= Greg Cook (cartoonist) =

American cartoonist

Greg Cook is an underground cartoonist and comic book artist who has been published in Nickelodeon Magazine, Pulse magazine, The Believer magazine, New Art Examiner, Arthur, NON, and L'Association's Comix 2000 along with numerous other publications.

==Personal information==
He was born in Chicago, Illinois, graduated at the Art Institute in 1995, and now works as a newspaper reporter and artist/illustrator. His book Catch as Catch Can was published by Highwater Books in 2001. Cook lived in Chicago for almost 10 years and currently resides in Boston, Massachusetts.

==Career==
Cook has been experimenting with different styles and subject matters that go beyond the traditional newspaper comics. His new cartoons are about history, comedy, and fictional dramas about daily life. Cooks pieces of art have appeared in venues near Gloucester, Massachusetts, as well as Chicago, Illinois, Cleveland, Ohio, Naples, Italy, and Angoulême, France.
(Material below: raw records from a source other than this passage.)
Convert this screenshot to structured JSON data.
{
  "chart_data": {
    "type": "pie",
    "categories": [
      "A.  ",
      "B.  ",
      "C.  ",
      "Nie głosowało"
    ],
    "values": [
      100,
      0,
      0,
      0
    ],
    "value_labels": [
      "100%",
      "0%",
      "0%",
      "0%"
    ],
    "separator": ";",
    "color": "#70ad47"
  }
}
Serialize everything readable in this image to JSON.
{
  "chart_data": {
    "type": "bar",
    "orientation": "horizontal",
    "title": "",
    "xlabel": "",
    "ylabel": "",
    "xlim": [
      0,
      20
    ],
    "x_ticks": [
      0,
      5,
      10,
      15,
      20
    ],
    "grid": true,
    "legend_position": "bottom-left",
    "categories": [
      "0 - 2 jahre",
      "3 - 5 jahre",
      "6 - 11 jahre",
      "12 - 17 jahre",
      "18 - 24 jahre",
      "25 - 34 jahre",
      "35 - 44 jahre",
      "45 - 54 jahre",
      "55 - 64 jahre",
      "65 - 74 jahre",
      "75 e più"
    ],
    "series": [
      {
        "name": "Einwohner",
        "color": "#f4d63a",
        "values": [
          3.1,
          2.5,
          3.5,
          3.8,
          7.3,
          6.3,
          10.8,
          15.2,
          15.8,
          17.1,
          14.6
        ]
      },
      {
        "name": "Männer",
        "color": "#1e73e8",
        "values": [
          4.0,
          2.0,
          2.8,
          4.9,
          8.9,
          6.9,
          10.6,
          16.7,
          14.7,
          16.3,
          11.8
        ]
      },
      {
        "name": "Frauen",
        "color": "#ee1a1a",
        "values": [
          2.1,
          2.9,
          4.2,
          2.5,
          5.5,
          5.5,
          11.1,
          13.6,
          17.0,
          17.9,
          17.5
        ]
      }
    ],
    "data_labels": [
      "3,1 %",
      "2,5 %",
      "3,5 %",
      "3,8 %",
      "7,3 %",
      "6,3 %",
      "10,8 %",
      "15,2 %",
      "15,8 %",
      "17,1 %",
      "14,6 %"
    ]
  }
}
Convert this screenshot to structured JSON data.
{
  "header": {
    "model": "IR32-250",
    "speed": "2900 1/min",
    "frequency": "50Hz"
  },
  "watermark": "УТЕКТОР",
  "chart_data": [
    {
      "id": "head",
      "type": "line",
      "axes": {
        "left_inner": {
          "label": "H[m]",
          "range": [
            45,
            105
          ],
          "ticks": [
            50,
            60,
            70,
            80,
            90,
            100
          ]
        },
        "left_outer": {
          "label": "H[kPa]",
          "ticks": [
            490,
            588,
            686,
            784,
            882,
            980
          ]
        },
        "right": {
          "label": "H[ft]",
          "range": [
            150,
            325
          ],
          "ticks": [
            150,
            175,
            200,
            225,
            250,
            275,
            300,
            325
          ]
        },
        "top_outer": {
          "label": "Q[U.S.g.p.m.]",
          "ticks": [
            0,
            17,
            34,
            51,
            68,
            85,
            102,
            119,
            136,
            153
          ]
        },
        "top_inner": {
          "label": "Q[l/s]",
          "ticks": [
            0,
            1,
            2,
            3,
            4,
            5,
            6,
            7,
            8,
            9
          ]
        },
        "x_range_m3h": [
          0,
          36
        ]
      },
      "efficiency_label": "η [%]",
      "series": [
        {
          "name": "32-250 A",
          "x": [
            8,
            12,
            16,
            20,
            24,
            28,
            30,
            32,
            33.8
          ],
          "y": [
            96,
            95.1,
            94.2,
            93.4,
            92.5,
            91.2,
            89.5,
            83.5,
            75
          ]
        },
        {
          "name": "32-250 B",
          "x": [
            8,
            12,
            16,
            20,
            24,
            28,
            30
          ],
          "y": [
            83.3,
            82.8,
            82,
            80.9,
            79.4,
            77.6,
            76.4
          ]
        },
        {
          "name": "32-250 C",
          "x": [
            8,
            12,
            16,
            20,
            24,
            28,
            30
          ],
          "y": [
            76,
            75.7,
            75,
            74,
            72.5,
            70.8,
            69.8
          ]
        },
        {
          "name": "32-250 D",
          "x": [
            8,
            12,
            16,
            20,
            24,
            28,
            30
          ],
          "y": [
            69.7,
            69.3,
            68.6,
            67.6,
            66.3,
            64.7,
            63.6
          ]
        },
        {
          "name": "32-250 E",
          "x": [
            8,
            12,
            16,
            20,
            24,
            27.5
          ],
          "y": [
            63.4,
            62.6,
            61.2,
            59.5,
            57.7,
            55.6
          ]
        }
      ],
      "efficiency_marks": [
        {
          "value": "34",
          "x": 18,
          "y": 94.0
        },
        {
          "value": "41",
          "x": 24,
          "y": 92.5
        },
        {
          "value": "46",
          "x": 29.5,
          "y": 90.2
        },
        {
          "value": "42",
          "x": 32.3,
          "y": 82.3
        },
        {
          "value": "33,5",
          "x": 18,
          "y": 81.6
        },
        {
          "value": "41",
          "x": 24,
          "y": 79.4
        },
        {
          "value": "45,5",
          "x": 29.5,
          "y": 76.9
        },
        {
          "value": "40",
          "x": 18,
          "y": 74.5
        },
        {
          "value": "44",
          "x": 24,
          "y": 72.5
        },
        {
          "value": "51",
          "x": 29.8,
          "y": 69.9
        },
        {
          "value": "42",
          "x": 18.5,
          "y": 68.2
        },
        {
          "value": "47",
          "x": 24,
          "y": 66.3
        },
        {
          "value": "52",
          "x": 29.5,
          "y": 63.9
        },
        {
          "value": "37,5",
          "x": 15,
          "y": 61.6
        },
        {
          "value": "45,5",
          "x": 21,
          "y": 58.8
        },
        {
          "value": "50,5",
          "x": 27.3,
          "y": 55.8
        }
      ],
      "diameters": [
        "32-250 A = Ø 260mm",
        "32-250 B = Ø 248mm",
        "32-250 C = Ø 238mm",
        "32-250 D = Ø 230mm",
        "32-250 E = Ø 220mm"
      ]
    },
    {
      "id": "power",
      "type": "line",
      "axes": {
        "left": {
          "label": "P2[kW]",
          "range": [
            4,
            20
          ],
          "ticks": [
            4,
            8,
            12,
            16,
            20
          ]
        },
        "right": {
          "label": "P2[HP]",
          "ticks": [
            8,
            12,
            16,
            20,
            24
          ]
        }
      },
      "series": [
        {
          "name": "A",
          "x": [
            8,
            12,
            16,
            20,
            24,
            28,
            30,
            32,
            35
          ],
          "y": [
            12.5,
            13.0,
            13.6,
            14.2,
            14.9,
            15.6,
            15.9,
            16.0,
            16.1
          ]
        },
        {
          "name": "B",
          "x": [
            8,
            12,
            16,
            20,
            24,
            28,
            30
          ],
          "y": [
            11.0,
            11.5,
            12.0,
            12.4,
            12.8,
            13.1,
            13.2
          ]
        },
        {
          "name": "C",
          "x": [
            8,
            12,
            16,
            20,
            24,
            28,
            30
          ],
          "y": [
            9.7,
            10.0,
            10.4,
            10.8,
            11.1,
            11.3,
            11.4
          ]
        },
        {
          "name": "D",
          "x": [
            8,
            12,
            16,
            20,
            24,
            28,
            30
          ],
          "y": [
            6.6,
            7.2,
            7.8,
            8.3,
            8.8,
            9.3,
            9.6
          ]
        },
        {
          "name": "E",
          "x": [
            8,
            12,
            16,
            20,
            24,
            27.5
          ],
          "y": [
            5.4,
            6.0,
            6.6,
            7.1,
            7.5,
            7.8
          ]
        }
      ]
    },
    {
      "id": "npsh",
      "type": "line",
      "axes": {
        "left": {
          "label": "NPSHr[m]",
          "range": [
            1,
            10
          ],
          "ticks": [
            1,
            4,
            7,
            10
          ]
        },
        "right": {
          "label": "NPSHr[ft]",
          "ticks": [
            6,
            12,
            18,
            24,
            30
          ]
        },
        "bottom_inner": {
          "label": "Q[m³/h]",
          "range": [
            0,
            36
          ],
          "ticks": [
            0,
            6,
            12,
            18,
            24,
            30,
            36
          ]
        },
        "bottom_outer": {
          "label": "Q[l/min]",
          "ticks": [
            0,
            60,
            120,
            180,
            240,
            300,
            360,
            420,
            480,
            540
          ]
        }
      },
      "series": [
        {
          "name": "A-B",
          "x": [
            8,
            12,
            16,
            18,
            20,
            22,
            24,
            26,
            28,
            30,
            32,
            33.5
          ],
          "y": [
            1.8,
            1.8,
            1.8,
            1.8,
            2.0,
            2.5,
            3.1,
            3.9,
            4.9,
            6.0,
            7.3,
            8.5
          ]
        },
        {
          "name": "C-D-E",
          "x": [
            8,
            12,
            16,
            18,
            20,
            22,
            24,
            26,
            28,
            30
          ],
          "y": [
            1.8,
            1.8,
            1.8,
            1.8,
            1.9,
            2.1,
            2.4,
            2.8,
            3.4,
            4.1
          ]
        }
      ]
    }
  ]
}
In 2003–2004, Cook's work toured the United States with the exhibit "Comic Release: Negotiating Identity for a New Generation". Cook was also a newspaper reporter for more than 10 years. He is now writing and illustrating a graphic novel documentary about American veterans from the war in Iraq. It is supposed to be published by a division of Henry Holt Books. Cook is also the editor of The New England Journal of Aesthetic Research, commodore of The Society for the Preservation of Fitz Hugh Lane, and founder of The Invisible Museum.

==Awards==
Cook received the "Promising New Talent" Ignatz Award at the Small Press Expo in Bethesda and in Maryland the following year.